TABLE 13.1 Bias Study Extraversion Items ZOU268WS.TXT Apr 2 12:27 2012
INPUT: 189 Persons 10 Items MEASURED: 189 Persons 10 Items 5 CATS 1.0.0
------
Person: REAL SEP.: 2.42 REL.: .85 ... Item: REAL SEP.: 7.03 REL.: .98
Item STATISTICS: MEASURE ORDER
+------+
|ENTRY TOTAL MODEL| INFIT | OUTFIT |PTMEA|EXACT MATCH| |
|NUMBER SCORE COUNT MEASURE S.E. |MNSQ ZSTD|MNSQ ZSTD|CORR.| OBS% EXP%| Item |
|------+------+------+-----+------+------|
| 8 509 189 1.14 .09| .98 -.2|1.03 .3| .65| 52.9 48.3| 08R Don't draw attention |
| 10 533 189 .93 .09|1.16 1.6|1.16 1.5| .70| 46.5 47.6| 10R Quiet around strangers |
| 1 548 189 .80 .09| .86 -1.4| .93 -.7| .69| 50.8 48.1| 01 Life of party |
| 9 618 189 .18 .09|1.32 2.9|1.28 2.6| .62| 48.1 49.0| 09 Don't mind being center |
| 4 639 189 -.01 .10| .68 -3.6| .75 -2.6| .75| 64.2 49.8| 04R Keep in background |
| 7 641 189 -.03 .10|1.20 1.9|1.17 1.6| .73| 47.6 49.9| 07 Talk to diff people |
| 2 691 189 -.52 .10|1.13 1.2|1.06 .6| .74| 46.5 52.9| 02R Don't talk a lot |
| 5 718 189 -.81 .10| .75 -2.5| .74 -2.6| .75| 61.0 55.2| 05 Start conversations |
| 3 719 189 -.82 .10| .96 -.3| .88 -1.1| .65| 59.4 56.0| 03 Comfortable around people|
| 6 722 189 -.86 .10|1.03 .3|1.01 .2| .65| 59.9 56.2| 06R Have little to say |
|------+------+------+-----+------+------|
| MEAN 627.8 187.0 .00 .10|1.01 .0|1.00 .0| | 53.7 51.3| |
| S.D. 76.7 .0 .72 .00| .19 1.9| .17 1.6| | 6.4 3.2| |
+------+
Items with large positive measures are those to which only the most extraverted endorsed. That is, if a person endorsed with those items, they were very extraverted.
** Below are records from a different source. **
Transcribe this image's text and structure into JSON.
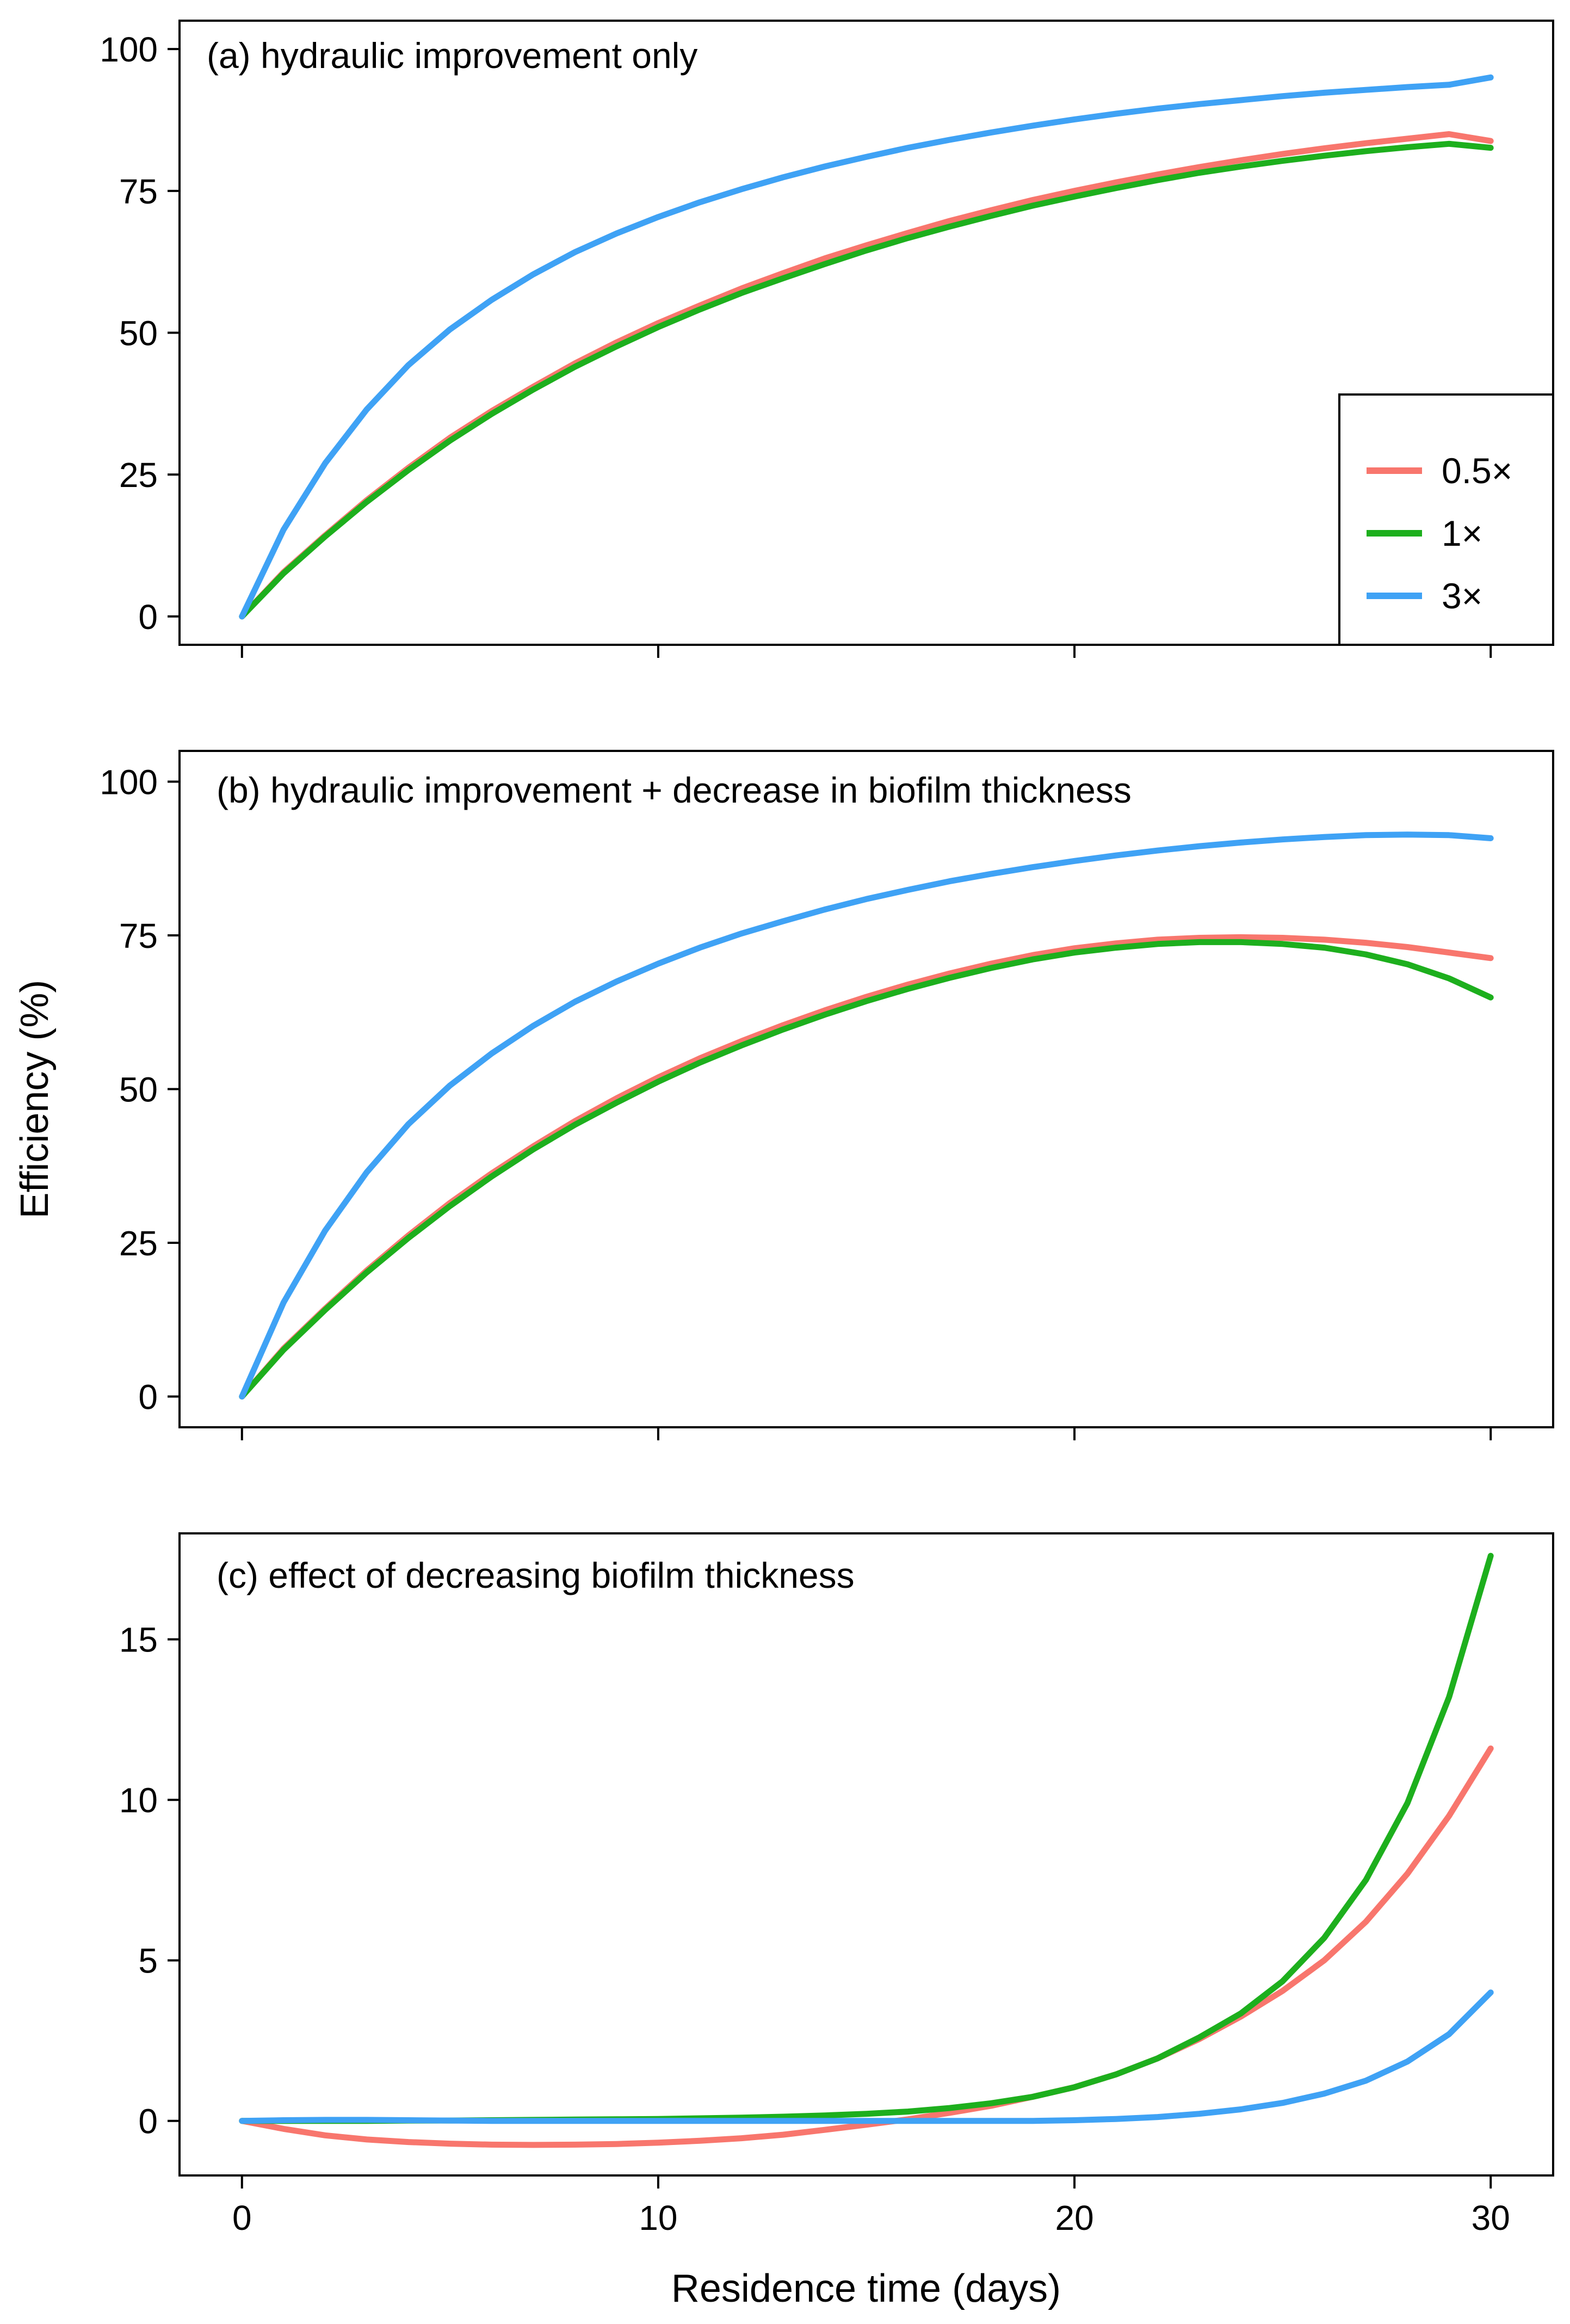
{
  "figure": {
    "ylabel": "Efficiency (%)",
    "xlabel": "Residence time (days)",
    "colors": {
      "s05": "#F8766D",
      "s1": "#1DAF1D",
      "s3": "#3FA2F5"
    }
  },
  "legend": {
    "entries": [
      {
        "label": "0.5×",
        "color": "#F8766D"
      },
      {
        "label": "1×",
        "color": "#1DAF1D"
      },
      {
        "label": "3×",
        "color": "#3FA2F5"
      }
    ]
  },
  "chart_data": [
    {
      "type": "line",
      "title": "(a) hydraulic improvement only",
      "xlabel": "",
      "ylabel": "",
      "xlim": [
        -1.5,
        31.5
      ],
      "ylim": [
        -5,
        105
      ],
      "xticks": [
        0,
        10,
        20,
        30
      ],
      "xtick_labels": [
        "",
        "",
        "",
        ""
      ],
      "yticks": [
        0,
        25,
        50,
        75,
        100
      ],
      "ytick_labels": [
        "0",
        "25",
        "50",
        "75",
        "100"
      ],
      "legend_position": "right",
      "x": [
        0,
        1,
        2,
        3,
        4,
        5,
        6,
        7,
        8,
        9,
        10,
        11,
        12,
        13,
        14,
        15,
        16,
        17,
        18,
        19,
        20,
        21,
        22,
        23,
        24,
        25,
        26,
        27,
        28,
        29,
        30
      ],
      "series": [
        {
          "name": "0.5×",
          "color": "#F8766D",
          "values": [
            0,
            7.8,
            14.3,
            20.5,
            26.2,
            31.5,
            36.2,
            40.5,
            44.6,
            48.3,
            51.7,
            54.8,
            57.8,
            60.5,
            63.1,
            65.4,
            67.6,
            69.7,
            71.6,
            73.4,
            75.0,
            76.5,
            77.9,
            79.2,
            80.4,
            81.5,
            82.5,
            83.4,
            84.2,
            85.0,
            83.8
          ]
        },
        {
          "name": "1×",
          "color": "#1DAF1D",
          "values": [
            0,
            7.6,
            14.1,
            20.2,
            25.8,
            31.0,
            35.7,
            40.0,
            44.0,
            47.6,
            51.0,
            54.1,
            57.0,
            59.6,
            62.1,
            64.5,
            66.7,
            68.7,
            70.6,
            72.4,
            74.0,
            75.5,
            76.9,
            78.2,
            79.3,
            80.3,
            81.2,
            82.0,
            82.7,
            83.3,
            82.6
          ]
        },
        {
          "name": "3×",
          "color": "#3FA2F5",
          "values": [
            0,
            15.3,
            27.0,
            36.5,
            44.3,
            50.6,
            55.8,
            60.3,
            64.2,
            67.5,
            70.4,
            73.0,
            75.3,
            77.4,
            79.3,
            81.0,
            82.6,
            84.0,
            85.3,
            86.5,
            87.6,
            88.6,
            89.5,
            90.3,
            91.0,
            91.7,
            92.3,
            92.8,
            93.3,
            93.7,
            95.0
          ]
        }
      ]
    },
    {
      "type": "line",
      "title": "(b) hydraulic improvement + decrease in biofilm thickness",
      "xlabel": "",
      "ylabel": "Efficiency (%)",
      "xlim": [
        -1.5,
        31.5
      ],
      "ylim": [
        -5,
        105
      ],
      "xticks": [
        0,
        10,
        20,
        30
      ],
      "xtick_labels": [
        "",
        "",
        "",
        ""
      ],
      "yticks": [
        0,
        25,
        50,
        75,
        100
      ],
      "ytick_labels": [
        "0",
        "25",
        "50",
        "75",
        "100"
      ],
      "x": [
        0,
        1,
        2,
        3,
        4,
        5,
        6,
        7,
        8,
        9,
        10,
        11,
        12,
        13,
        14,
        15,
        16,
        17,
        18,
        19,
        20,
        21,
        22,
        23,
        24,
        25,
        26,
        27,
        28,
        29,
        30
      ],
      "series": [
        {
          "name": "0.5×",
          "color": "#F8766D",
          "values": [
            0,
            7.8,
            14.3,
            20.5,
            26.2,
            31.5,
            36.3,
            40.7,
            44.8,
            48.5,
            51.9,
            55.0,
            57.8,
            60.4,
            62.8,
            65.0,
            67.0,
            68.8,
            70.4,
            71.8,
            72.9,
            73.7,
            74.3,
            74.6,
            74.7,
            74.6,
            74.3,
            73.8,
            73.1,
            72.2,
            71.3
          ]
        },
        {
          "name": "1×",
          "color": "#1DAF1D",
          "values": [
            0,
            7.6,
            14.1,
            20.2,
            25.8,
            31.0,
            35.8,
            40.2,
            44.2,
            47.8,
            51.2,
            54.3,
            57.1,
            59.7,
            62.1,
            64.3,
            66.3,
            68.1,
            69.7,
            71.1,
            72.2,
            73.0,
            73.6,
            73.9,
            73.9,
            73.6,
            73.0,
            71.9,
            70.3,
            68.0,
            64.9
          ]
        },
        {
          "name": "3×",
          "color": "#3FA2F5",
          "values": [
            0,
            15.3,
            27.0,
            36.5,
            44.3,
            50.6,
            55.8,
            60.3,
            64.2,
            67.5,
            70.4,
            73.0,
            75.3,
            77.3,
            79.2,
            80.9,
            82.4,
            83.8,
            85.0,
            86.1,
            87.1,
            88.0,
            88.8,
            89.5,
            90.1,
            90.6,
            91.0,
            91.3,
            91.4,
            91.3,
            90.8
          ]
        }
      ]
    },
    {
      "type": "line",
      "title": "(c) effect of decreasing biofilm thickness",
      "xlabel": "Residence time (days)",
      "ylabel": "",
      "xlim": [
        -1.5,
        31.5
      ],
      "ylim": [
        -1.7,
        18.3
      ],
      "xticks": [
        0,
        10,
        20,
        30
      ],
      "xtick_labels": [
        "0",
        "10",
        "20",
        "30"
      ],
      "yticks": [
        0,
        5,
        10,
        15
      ],
      "ytick_labels": [
        "0",
        "5",
        "10",
        "15"
      ],
      "x": [
        0,
        1,
        2,
        3,
        4,
        5,
        6,
        7,
        8,
        9,
        10,
        11,
        12,
        13,
        14,
        15,
        16,
        17,
        18,
        19,
        20,
        21,
        22,
        23,
        24,
        25,
        26,
        27,
        28,
        29,
        30
      ],
      "series": [
        {
          "name": "0.5×",
          "color": "#F8766D",
          "values": [
            0,
            -0.25,
            -0.45,
            -0.58,
            -0.66,
            -0.71,
            -0.74,
            -0.75,
            -0.74,
            -0.72,
            -0.68,
            -0.62,
            -0.54,
            -0.43,
            -0.28,
            -0.12,
            0.05,
            0.25,
            0.47,
            0.75,
            1.05,
            1.45,
            1.95,
            2.55,
            3.25,
            4.05,
            5.0,
            6.2,
            7.7,
            9.5,
            11.6
          ]
        },
        {
          "name": "1×",
          "color": "#1DAF1D",
          "values": [
            0,
            0.0,
            0.0,
            0.0,
            0.01,
            0.01,
            0.02,
            0.03,
            0.04,
            0.05,
            0.06,
            0.08,
            0.1,
            0.13,
            0.17,
            0.22,
            0.29,
            0.4,
            0.55,
            0.75,
            1.05,
            1.45,
            1.95,
            2.6,
            3.35,
            4.35,
            5.7,
            7.5,
            9.9,
            13.2,
            17.6
          ]
        },
        {
          "name": "3×",
          "color": "#3FA2F5",
          "values": [
            0,
            0.02,
            0.03,
            0.03,
            0.02,
            0.01,
            0.0,
            0.0,
            0.0,
            0.0,
            0.0,
            0.0,
            0.0,
            0.0,
            0.0,
            0.0,
            0.0,
            0.0,
            0.0,
            0.0,
            0.02,
            0.06,
            0.12,
            0.22,
            0.36,
            0.56,
            0.85,
            1.25,
            1.85,
            2.7,
            4.0
          ]
        }
      ]
    }
  ]
}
Items with negative measures are those to which moderately or even low extraverted respondents endorse. Note that disagreement is endorsement for negatively-worded items. So even low extraverted participants disagreed with “Have little to say.”
Note that there are 3 items for which there is an indication that agreement to the items was not as consistent as we would like. Two of the Infit values are negative, indicating “very good, perhaps too good consistency”.
One item - #9 – has a large positive infit value. This is an item for which some high E people might disagree and low E people might agree.